Perdana Menteri Belanda Mark Rutte telah meminta maaf kepada Indonesia setelah sebuah studi menemukan bahwa tentara Belanda menggunakan “kekerasan sistematis dan ekstrem” dalam upaya sia-sia untuk mendapatkan kembali kendali atas bekas jajahannya pada akhir Perang Dunia Kedua.
Pasukan Belanda membakar desa-desa dan melakukan penahanan massal, penyiksaan, dan eksekusi selama konflik 1945-49, sering kali dengan dukungan diam-diam dari pemerintah, demikian kesimpulan para peneliti Belanda dan Indonesia setelah penyelidikan selama empat setengah tahun.
Temuan-temuan tersebut menghancurkan pernyataan resmi Belanda yang telah lama dipegang bahwa hanya ada insiden-insiden kekerasan berlebihan yang terisolasi yang dilakukan oleh pasukannya ketika koloni yang telah dikuasainya selama 300 tahun berjuang untuk kemerdekaannya.
“Kita harus menerima fakta-fakta yang memalukan,” kata Rutte pada konferensi pers pada hari Kamis setelah temuan itu dipublikasikan.
“Saya menyampaikan permintaan maaf yang mendalam kepada rakyat Indonesia hari ini atas nama pemerintah Belanda.”
Para peneliti sebelumnya telah mempresentasikan temuan mereka dari studi tersebut, yang dimulai pada tahun 2017 dan didanai oleh Belanda sebagai bagian dari perhitungan yang lebih luas dengan masa lalu kolonial brutal negara tersebut.
Kekerasan yang dilakukan oleh militer Belanda, termasuk tindakan seperti penyiksaan yang sekarang dianggap sebagai kejahatan perang, “sering terjadi dan meluas”, kata sejarawan Ben Schoenmaker dari Institut Sejarah Militer Belanda, salah satu dari lebih dari dua lusin akademisi yang berpartisipasi dalam penelitian ini.
“Para politisi yang bertanggung jawab menutup mata terhadap kekerasan ini, seperti halnya militer, otoritas sipil dan hukum.
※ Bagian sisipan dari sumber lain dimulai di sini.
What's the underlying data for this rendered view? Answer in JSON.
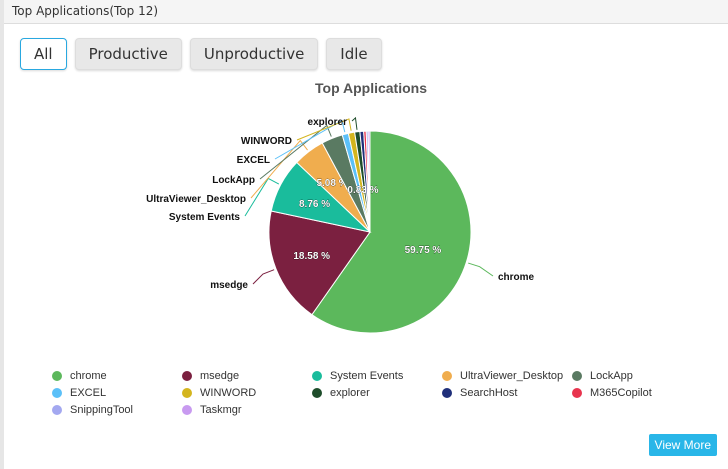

Mereka membantunya, mereka menyembunyikannya, dan mereka menghukumnya hampir tidak atau tidak sama sekali,” katanya.
Perhitungan dengan masa lalu
Indonesia mendeklarasikan kemerdekaan pada tahun 1945, tak lama setelah kekalahan Jepang yang telah menduduki negara ini selama Perang Dunia Kedua.
Tetapi Belanda ingin mempertahankan bekas koloni mereka, dan mengirim pasukan untuk memadamkan pemberontakan kemerdekaan.
Sekitar 100.000 orang Indonesia tewas sebagai akibat langsung dari perang, dan Belanda menarik diri pada tahun 1949.
Kejahatan Belanda “termasuk penahanan massal, penyiksaan, pembakaran kampung, eksekusi, dan pembunuhan warga sipil”, kata Frank van Vree, seorang profesor sejarah perang di Universitas Amsterdam, dalam presentasi online penelitian tersebut.
Pengadilan Belanda telah memutuskan bahwa pemerintah yang berbasis di Den Haag harus memberikan kompensasi kepada para janda dan anak-anak pejuang Indonesia yang dieksekusi oleh pasukan kolonial, dan bahwa undang-undang pembatasan tidak berlaku dalam kasus perjuangan kemerdekaan Indonesia.
Pada kunjungan ke Indonesia pada Maret 2020, Raja Willem-Alexander meminta maaf atas kekerasan Belanda.
Studi ini mencatat bahwa selama perang, pemerintah dan militer mendapat dukungan dari masyarakat yang menyetujui dan media yang tidak kritis, yang berakar pada “mentalitas kolonial”.
“Jelas bahwa di setiap tingkat, Belanda tanpa ragu menerapkan standar yang berbeda untuk … ‘subjek’ kolonial,” demikian ringkasan temuan tersebut.
Seorang perwakilan dari Institut Veteran Belanda mengkritik temuan studi terbaru yang mengatakan bahwa temuan itu menimbulkan “perasaan tidak nyaman dan prihatin”.
“Para veteran yang bertugas di bekas Hindia Belanda secara kolektif ditempatkan di dermaga tersangka berkat kesimpulan yang tidak berdasar,” kata direktur institut tersebut, Paul Hoefsloot, dalam sebuah pernyataan tertulis.
Meskipun studi ini berfokus pada tindakan Belanda, studi ini mencatat bahwa pasukan Indonesia juga menggunakan kekerasan yang “intens”, dan menewaskan sekitar 6.000 orang pada fase pembukaan konflik, dengan target orang Eurasia, Maluku, dan kelompok minoritas lainnya.